Thanks for the additional repro! To check, you are creating cc_library targets, just not in the external repo?

Assuming so, I think the key building block we'd want to improve is setting the includes attribute in that cc_library.

This change makes your code compile:

diff --git a/thirdparty/xxHash/BUILD.bazel b/thirdparty/xxHash/BUILD.bazel
index ba30ae9..83f9767 100644
--- a/thirdparty/xxHash/BUILD.bazel
+++ b/thirdparty/xxHash/BUILD.bazel
@@ -7,6 +7,7 @@ cc_library(
         "@xxHash//:xxhash.h",
     ],
     strip_include_prefix = "",
+    includes = ["../../external/xxHash"],
     visibility = ["//visibility:public"],
 )

The idea here is that the cc_library is responsible for propagating to its dependees the idea that its headers need to be included somehow. This feels like a reasonable place for this responsibility to live, just it's an ugly thing to express right now.

imo the two things that make this ugly are:

  1. Needing to compute a number of ../s to prefix to the path to read the execroot relative to the current package. An ugly workaround for this is a function like def up_to_execroot(): return "../" * len(native.package_name().split("/")) but ideally you wouldn't need to call this at all.
  2. Needing to hard-code the convention that repositories are made present in the execroot as"external/[repo-name]"

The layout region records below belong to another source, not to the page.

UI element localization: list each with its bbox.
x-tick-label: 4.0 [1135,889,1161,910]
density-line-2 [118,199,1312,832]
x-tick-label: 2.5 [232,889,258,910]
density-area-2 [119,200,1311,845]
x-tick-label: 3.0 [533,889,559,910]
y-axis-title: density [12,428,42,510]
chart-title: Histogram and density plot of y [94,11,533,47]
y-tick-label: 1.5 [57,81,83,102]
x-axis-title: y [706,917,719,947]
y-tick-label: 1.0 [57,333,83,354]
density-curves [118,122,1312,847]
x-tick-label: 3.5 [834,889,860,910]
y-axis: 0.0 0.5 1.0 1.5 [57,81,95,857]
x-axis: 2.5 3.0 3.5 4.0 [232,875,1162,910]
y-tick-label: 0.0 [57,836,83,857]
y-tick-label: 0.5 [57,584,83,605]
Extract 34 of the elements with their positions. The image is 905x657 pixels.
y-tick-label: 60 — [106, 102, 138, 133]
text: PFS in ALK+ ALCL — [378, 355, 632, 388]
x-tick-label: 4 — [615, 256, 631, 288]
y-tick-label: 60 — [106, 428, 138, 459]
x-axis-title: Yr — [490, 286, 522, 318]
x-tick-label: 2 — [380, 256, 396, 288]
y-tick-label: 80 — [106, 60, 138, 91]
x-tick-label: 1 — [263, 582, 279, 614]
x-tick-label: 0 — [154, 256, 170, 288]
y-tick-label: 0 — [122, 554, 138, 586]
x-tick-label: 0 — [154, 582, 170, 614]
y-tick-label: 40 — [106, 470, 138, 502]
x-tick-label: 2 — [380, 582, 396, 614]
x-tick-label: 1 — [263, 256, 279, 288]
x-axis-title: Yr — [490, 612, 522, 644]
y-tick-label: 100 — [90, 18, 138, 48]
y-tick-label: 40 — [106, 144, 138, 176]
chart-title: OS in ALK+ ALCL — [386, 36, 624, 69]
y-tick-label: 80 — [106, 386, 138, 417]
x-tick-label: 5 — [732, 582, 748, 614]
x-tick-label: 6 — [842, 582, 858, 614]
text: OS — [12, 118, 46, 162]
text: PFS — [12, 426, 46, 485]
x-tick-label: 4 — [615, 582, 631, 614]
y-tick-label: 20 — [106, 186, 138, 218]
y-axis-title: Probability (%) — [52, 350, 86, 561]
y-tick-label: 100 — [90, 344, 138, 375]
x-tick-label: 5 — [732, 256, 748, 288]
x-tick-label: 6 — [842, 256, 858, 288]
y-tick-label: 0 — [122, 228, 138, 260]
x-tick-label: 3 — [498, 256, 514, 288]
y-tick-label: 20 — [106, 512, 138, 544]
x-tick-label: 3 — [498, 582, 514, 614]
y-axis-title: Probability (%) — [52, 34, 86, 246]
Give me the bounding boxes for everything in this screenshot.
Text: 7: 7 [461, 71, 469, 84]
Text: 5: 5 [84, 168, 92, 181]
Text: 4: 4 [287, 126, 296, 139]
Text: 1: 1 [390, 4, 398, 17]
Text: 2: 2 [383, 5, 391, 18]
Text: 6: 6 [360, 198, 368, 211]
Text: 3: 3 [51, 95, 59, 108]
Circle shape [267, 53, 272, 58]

I can imagine a few different ways this could look, but I imagine we could pretty reasonably make one of these two things work:

diff --git a/thirdparty/xxHash/BUILD.bazel b/thirdparty/xxHash/BUILD.bazel
index ba30ae9..83f9767 100644
--- a/thirdparty/xxHash/BUILD.bazel
+++ b/thirdparty/xxHash/BUILD.bazel
@@ -7,6 +7,7 @@ cc_library(
         "@xxHash//:xxhash.h",
     ],
     strip_include_prefix = "",
+    includes = ["."], # "." gets automatically expanded to an execpath-relative path to the current package - this is how includes = ["."] currently works within a repo, so making cross-repo aware seems reasonable
     visibility = ["//visibility:public"],
 )
diff --git a/thirdparty/xxHash/BUILD.bazel b/thirdparty/xxHash/BUILD.bazel
index ba30ae9..83f9767 100644
--- a/thirdparty/xxHash/BUILD.bazel
+++ b/thirdparty/xxHash/BUILD.bazel
@@ -7,6 +7,7 @@ cc_library(
         "@xxHash//:xxhash.h",
     ],
     strip_include_prefix = "",
+    includes = ["$(execdir .)"], # $(execdir) would act like $(execpath) but operate on a directory in the current package rather than a label. I've seen need for this elsewhere, e.g. when telling rules_foreign_cc and friends about include directories, e.g. https://github.com/bazelbuild/rules_rust/blob/dd7a6944a1a8d246e9c800b16e6bc35d49e07b80/examples/crate_universe/WORKSPACE.bazel#L673-L674
     visibility = ["//visibility:public"],
 )
matt-sm commented 1 month ago

Thanks so much for the response

you are creating cc_library targets, just not in the external repo

yes that's correct

The '../../' workaround will unblock us for now. And I like some of your ideas as to how this could be solved in Bazel.